Perkim.id – Perkembangan dan kemajuan kota memicu tingginya roda perputaran uang dan orientasi profit di banyak kota di Indonesia. Sementara itu, keberadaan hutan dalam kota semakin terabaikan. Kapitalisme dunia menjadi kontrol kegiatan perekonomian kota, melalaikan penerapan pembangunan kota dan infrastruktur yang ramah lingkungan. Hutan dalam kota pun dilindas habis untuk keperluan pembangunan. Tak ada lagi keseimbangan antara kota dan hutan, kehadiran hutan dalam kota pun semakin jauh dari harapan. Hal ini diperparah dengan makin banyaknya lahan hijau kota lainnya yang beralih fungsi menjadi bangunan. Tak hanya di pusat kota saja, di beberapa permukiman pinggiran, kebutuhan akan hunian maupun toko dan warung sebagai penggerak ekonomi, telah menggusur kehadiran hutan dalam kota. Lantas ketika hutan di pinggiran kota lenyap dibabat, sementara lahan hijau lainnya di pusat kota hilang terbangun, apa jadinya kota ini? Kota pun semakin gersang.
Kehadiran hutan dalam kota menjadi paru-paru dunia yang mampu menyerap udara kotor dan meredam kegersangan suatu kota.
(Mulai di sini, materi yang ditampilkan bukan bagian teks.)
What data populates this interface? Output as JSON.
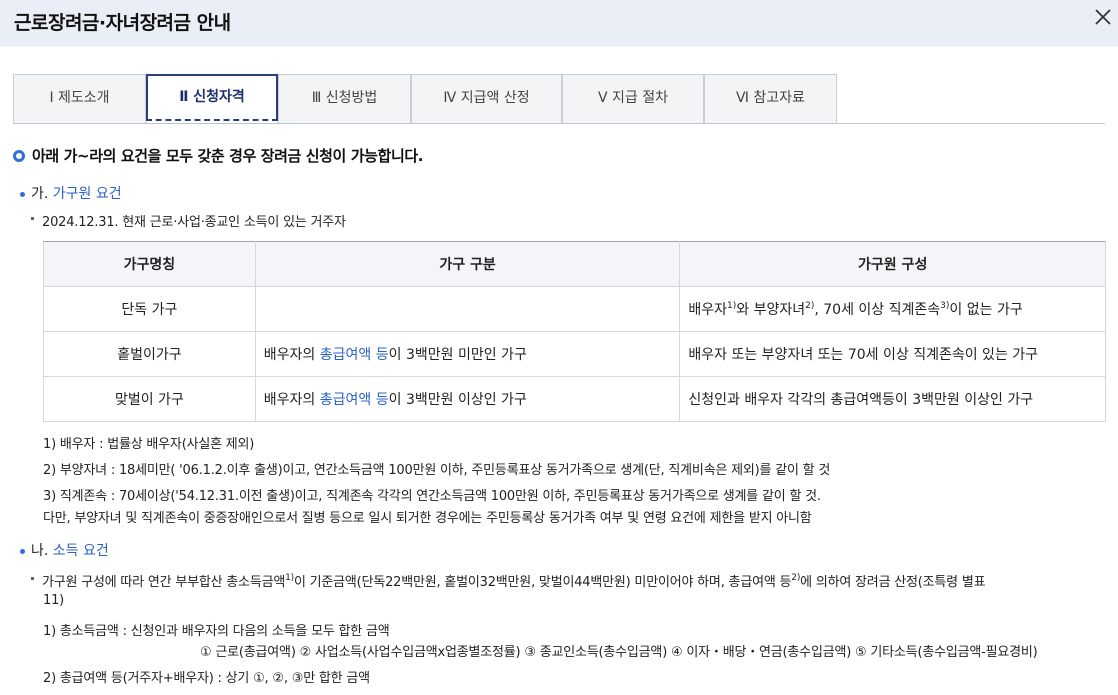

Namun, besarnya tuntutan akan pembangunan infrastruktur kota telah mengesampingkan urusan penyelamatan hutan dan lingkungan. Tak bisakah kita menghadirkan kembali hutan sebagai penyangga lingkungan, sementara pembangunan kota terus berjalan? Hal itu sangat mungkin dilakukan. Bahkan, menghadirkan hutan di dalam kota sangat mungkin diwujudkan, yaitu dengan menciptakan hutan kota.
Apa itu hutan kota?
Hutan kota memiliki arti yang luas. Dalam peraturan dan perundang-undangan Indonesia, hutan kota adalah suatu hamparan lahan yang bertumbuhkan pohon-pohon yang kompak dan rapat di dalam wilayah perkotaan baik pada tanah negara maupun tanah hak, yang ditetapkan sebagai hutan kota oleh pejabat yang berwenang[i]. Hutan kota dapat juga diartikan sebagai sebuah jaringan atau sistem yang melingkupi seluruh area tanah berhutan (woodlands), sekelompok pepohonan, dan pohon tunggal di daerah urban maupun peri urban baik itu berupa hutan, pohon jalanan, pepohonan di taman dan kebun, maupun pepohonan di sudut-sudut terlantar[ii]. Hutan kota mencakup pohon-pohon jalanan, hutan alami, taman publik, taman hutan raya, hutan lindung, dan ruang hijau lainnya seperti areal pertanian, perkebunan, lapangan olah raga, pemakaman, pinggir sungai, maupun tanah kosong. Tak hanya itu, ruang hijau privat di pekarangan rumah juga merupakan upaya menghadirkan hutan dalam kota yang memiliki fungsi besar. Sayangnya hal sederhana ini kerap diabaikan.
Menghadirkan kembali hutan sebagai ruang hijau di kota, bisa dimulai dengan menciptakan “hutan kota” di halaman rumah masing-masing. Menanam bunga, buah-buahan, rerumputan, hingga pohon perindang di pekarangan dapat menciptakan tak hanya estetika dan penghilang penat, namun juga menciptakan kesejukan. Hutan kota di pekarangan rumah tak hanya memberikan kebermanfaatan bagi pemilik rumah, namun juga bagi permukiman tempat tinggal, hingga kota. Jika ada semakin banyak masyarakat Indonesia yang sadar untuk menciptakan hutan kota, maka sedikit demi sedikit kita bisa menghijaukan kembali kota-kota Indonesia yang pernah gersang. Gerakan menghadirkan hutan ke dalam kota sudah mulai banyak didengungkan di berbagai kota di seluruh belahan dunia. Lantas, akankah kita bergerak ambil bagian, atau diam menunggu kota kita semakin panas, kering, dan hancur? (MVM/CARITRA)
Referensi
[i] Peraturan Menteri PU No. 05/PRT/M/2008 tentang Pedoman Penyediaan dan Pemanfaatan Ruang Terbuka Hijau di Kawasan Perkotaan; Peraturan Menteri Kehutanan Republik Indonesia No. P.71/Menhut-Ii/2009 Tentang Pedoman Penyelenggaraan Hutan Kota; Peraturan Pemerintah Republik Indonesia Nomor 63 Tahun 2002 Tentang Hutan Kota
[ii] Salbitano, F., Borelli, S., Conigliaro, M., Chen, Y., 2016. Guidelines on Urban and Peri-urban Forestry. FAO Forestry Paper No.178. Rome: Food and Agriculture Organization of the United Nations.